We would like to pay tribute to King with a singular work from each decade beginning in the 1950s up until today, highlighting major Black plays on Broadway:
In 1959, Lorraine Hansberry became the first Black female author to have a work represented on Broadway, as her A Raisin in the Sun premiered in March at the Ethel Barrymore Theatre. The story follows the Younger family and their experiences in a Caucasian-heavy neighborhood in south Chicago; following the death of the father figure, the family tries to improve their financial standing with an insurance payout. Throughout the play, the family deals with experiences of racism, assimilation, and housing discrimination. A Raisin in the Sun was nominated for 4 Tonys, including Best Play. It has been revived on Broadway twice as of this writing, and it has spawned a film adaptation (starring its original leading man, Sidney Poitier), a musical version (the Tony-winning Best Musical Raisin), and a stage prequel told from the perspective of the family that sold their house to the Youngers (Clybourne Park, which won the 2012 Tony for Best Play).

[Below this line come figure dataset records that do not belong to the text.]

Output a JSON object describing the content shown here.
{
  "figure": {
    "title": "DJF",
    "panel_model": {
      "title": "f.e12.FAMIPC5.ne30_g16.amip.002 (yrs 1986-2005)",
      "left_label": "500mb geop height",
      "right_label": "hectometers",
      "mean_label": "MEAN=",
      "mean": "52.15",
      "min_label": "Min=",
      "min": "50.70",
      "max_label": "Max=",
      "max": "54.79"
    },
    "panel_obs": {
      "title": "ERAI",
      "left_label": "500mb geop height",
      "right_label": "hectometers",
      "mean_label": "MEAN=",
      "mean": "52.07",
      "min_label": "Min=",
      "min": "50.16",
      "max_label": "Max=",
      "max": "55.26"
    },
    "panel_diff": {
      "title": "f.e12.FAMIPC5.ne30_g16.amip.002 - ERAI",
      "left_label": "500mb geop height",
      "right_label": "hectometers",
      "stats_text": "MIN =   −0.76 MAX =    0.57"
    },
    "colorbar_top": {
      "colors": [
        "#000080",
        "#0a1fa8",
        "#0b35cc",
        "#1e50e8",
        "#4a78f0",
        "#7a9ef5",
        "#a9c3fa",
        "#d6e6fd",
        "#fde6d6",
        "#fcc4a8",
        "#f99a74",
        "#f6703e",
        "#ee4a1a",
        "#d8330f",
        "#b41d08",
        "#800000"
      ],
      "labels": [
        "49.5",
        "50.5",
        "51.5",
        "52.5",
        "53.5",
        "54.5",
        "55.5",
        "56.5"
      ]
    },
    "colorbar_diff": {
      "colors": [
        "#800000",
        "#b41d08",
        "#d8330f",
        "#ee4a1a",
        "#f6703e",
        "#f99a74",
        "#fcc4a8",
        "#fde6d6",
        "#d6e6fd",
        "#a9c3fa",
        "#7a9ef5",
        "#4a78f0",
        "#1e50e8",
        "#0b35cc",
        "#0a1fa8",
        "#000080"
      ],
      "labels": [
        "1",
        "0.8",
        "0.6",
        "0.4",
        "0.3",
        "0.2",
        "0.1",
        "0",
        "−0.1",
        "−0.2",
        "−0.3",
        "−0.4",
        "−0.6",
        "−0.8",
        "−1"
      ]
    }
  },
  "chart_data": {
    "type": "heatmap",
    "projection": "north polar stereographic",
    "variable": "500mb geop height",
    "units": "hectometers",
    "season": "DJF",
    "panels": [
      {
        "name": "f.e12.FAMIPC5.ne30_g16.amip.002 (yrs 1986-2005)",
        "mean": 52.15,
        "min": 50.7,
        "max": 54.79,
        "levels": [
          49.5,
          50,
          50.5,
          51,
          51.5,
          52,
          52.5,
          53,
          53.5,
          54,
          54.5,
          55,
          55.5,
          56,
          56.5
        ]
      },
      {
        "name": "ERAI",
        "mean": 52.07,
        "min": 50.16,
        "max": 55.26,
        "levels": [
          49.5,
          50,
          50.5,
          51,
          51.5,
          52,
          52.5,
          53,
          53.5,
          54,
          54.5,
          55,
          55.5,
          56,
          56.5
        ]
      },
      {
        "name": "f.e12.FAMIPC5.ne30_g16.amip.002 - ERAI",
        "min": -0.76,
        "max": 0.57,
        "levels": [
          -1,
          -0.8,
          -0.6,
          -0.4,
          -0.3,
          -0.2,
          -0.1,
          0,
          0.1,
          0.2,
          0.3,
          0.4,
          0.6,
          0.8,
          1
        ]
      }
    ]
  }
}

Ossie Davis — who replaced Poitier during A Raisin in the Sun’s original run— had a play of his own, Purlie Victorious, reach the Broadway stage in 1961, playing the Cort Theatre (now the James Earl Jones). The New York Times greeted Purlie Victorious with great praise, calling it “marvelously exhilarating.” “The play tells the story of Purlie Victorious Judson, a joyous, robust preacher,” the Times explained, adding, “it won’t let you wipe that grin off your face.” The New York Herald Tribune also raved, calling the play “a bucketful of bristling laughs” with “wild, outrageous fantasy.” Like A Raisin in the Sun, Purlie Victorious was adapted into a movie (under the title “Gone Are the Days!”), and later it “got life” as the musical Purlie, which won lead actor and featured actress Tonys for Cleavon Little and Melba Moore. The play is set to receive new life soon, as a revival is currently in development and preparing for a Broadway bow in the 2023-24 season.
On March 27, 1973, The River Niger arrived at the Brooks Atkinson Theatre (now the Lena Horne) after a celebrated Off-Broadway run that saved its home — the Negro Ensemble Company — from devastating financial difficulty. The tale of a family and the unrest they face when their son returns to their Harlem home after a stint in the Air Force, Joseph A. Walker’s work won the 1974 Tony for Best Play — the first Black play to accomplish that feat. The River Niger was filmed in 1976; it starred James Earl Jones and Cicely Tyson.
Known as “the theater’s poet of Black America,” August Wilson is best known for the ten plays that make up his Pittsburgh Cycle, which chronicles the Black experience and African American heritage in the 20th century. The sixth play in the cycle, Fences, premiered at the Yale Repertory Theatre in 1985, before a Broadway production took up space at the 46th Street Theatre (now the Richard Rodgers) in 1987. Fences is the story of Troy Maxson, who is a garbage collector but once had tremendous upside as a baseball player in the late 1950s. His childhood circumstances led him to prison, and when he got released, he met his wife and started a family; he struggles to provide for them throughout. The show won 4 Tonys, including Best Play, and its 2010 Broadway revival (with Denzel Washington, Viola Davis, and Stephen McKinley Henderson) picked up 3 more. Washington and Davis reunited on a film adaptation that gave both Oscar nominations; it was also nominated for Best Picture.